Dancer Shamarra Cadogan shows off her moves, and we are impressed.
Crawl, crawl, crawl to the mirror
Arch your back
Toss your hair
Slap your ass
Touch your body
NOW FIREMAN!
Bend back
Yessssssssss! Here we go now.
…and you thought Patrick Swayze in Dirty Dancing was a sensual dance teacher. PUSHSSST –
Aradia Fitness is the pole dancing, strip teasing workout destination for ladies who’d opt for a little METALLICA over GIRLICIOUS and who’d trade in a fruity cocktail for a double vodka on the rocks. Make no mistake, you will learn to strip-style dance here, and put that frizzy haired twat from Saved By The Bell to shame. (like she hasn’t endured enough over the past two decades).
Walking upstairs and being greeted by a shoe rack of bitch boots, red vinyl pumps, thigh high lace ups it’s quickly obvious that this flirty school of seduction is a wee more hardcore than the usual crop of Miss. Piggy pink boas and ‘naughty’ bachelorette parties adorned with glittery princess crowns.
Weeeeeeeeeeeeeeeeeee – SMASH. Previous to my visit at Aradia my only experience pole dancing was being a drunk nineteen year old in a Northern Ontario dive bar. My girlfriends and I would do a couple blow job shots (cause that used to be totally cool) and take turns spinning around, crashing into a mirror and boinking heads. It was so fun, especially when chased with a pickled egg fight. (ewww) That said, it was anything but sexy and was very clear that we pissed off just about everyone as we whirled around maniacally until running to the bathroom to upchuck. Messy is an understatement.

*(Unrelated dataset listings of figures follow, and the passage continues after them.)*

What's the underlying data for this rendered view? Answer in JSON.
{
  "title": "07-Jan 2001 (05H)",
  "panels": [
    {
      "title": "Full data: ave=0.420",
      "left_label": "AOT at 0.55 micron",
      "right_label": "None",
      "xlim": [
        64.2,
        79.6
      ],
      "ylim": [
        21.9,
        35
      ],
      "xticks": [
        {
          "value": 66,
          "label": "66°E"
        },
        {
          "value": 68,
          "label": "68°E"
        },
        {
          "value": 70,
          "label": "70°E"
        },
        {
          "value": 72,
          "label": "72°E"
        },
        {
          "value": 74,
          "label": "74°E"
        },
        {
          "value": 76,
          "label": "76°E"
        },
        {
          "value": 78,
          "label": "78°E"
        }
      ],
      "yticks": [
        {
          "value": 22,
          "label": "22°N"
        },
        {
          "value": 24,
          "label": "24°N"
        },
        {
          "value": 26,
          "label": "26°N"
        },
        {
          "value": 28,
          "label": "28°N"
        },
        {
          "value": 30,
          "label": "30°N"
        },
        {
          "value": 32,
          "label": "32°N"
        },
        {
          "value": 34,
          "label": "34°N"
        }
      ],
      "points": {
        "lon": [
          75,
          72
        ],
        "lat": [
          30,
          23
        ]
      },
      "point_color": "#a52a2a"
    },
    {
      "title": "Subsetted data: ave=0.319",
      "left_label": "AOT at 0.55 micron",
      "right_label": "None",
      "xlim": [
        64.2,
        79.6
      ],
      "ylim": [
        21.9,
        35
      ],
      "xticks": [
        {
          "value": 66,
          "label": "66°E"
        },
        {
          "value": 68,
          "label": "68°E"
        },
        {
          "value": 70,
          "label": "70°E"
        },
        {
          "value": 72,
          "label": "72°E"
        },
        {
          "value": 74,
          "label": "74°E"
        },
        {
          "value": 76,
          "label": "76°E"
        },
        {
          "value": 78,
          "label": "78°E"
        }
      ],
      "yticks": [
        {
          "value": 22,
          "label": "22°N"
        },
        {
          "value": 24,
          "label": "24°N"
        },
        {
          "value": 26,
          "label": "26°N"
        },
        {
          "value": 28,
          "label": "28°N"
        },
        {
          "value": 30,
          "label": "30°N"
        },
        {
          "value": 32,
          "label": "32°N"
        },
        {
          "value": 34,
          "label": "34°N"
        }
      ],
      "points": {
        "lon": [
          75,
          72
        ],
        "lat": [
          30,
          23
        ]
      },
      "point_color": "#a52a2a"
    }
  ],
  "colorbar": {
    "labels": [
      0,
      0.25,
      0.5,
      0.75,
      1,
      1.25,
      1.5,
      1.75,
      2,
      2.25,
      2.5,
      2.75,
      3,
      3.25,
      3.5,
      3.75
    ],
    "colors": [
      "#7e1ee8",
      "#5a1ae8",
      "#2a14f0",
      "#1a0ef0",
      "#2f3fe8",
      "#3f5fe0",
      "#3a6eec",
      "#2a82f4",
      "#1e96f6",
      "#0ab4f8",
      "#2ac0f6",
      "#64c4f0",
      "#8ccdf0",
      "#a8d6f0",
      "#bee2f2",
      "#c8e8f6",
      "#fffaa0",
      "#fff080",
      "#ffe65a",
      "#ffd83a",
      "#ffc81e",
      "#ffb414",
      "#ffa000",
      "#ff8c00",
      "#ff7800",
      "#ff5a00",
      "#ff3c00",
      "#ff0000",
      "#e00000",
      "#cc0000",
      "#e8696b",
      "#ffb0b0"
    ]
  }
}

My beginner class at Aradia, appropriately titled ‘Teaser’, was much more organized, seductive and of value to my body. In fact, I worked that poll so hard that my arms felt exhausted all weekend. Further, you can take those tricks right back to the bedroom – well kind of, perhaps with a bit more practice. I was doing the crawling cat move in my PJ’s when husband turned to me with a painful look, “WTF are you doing?” Wait until I take six more classes and BRING THE POLE HOME HONEY!! There will be no more necessary trips to FOR YOUR EYES ONLY when you can milk the cow and drink it to. Huh?
I’ve never been one to confidently speed walk around the neighbourhood while everyone inspects dimples in my derriere and I am one to join gyms with gusto, good intentions and then quit three weeks. SIGH, almost having given up on self fitness altogether, I knew I had found my calling when Sean Paul came on and I was told to “GRAB YOUR ASS GIRL” and so forth. Yes, this is my cup of tea.
The instructor was easy to follow and no one in the class took themselves too seriously despite their inconceivable talents of spinning round the pole, upside down, one hand, triangle legs and so forth. I was impressed.
Yoga, ballet, boot camp, abdominal strengthening or erotica – there are a variety of sensual workouts to fit every mood and ability. Yeah yeah – some people find this fitness style degrading but I think it’s a terrific way to work out, have fun and feel sexy. Ever heard of THIRD WAVE FEMINISM??
Strut your hot ass up to Aradia and take a spin. You will leave with an after sex glow and some new found confidence to take to the bar and pick up the allusive hottie you’ve been stalking.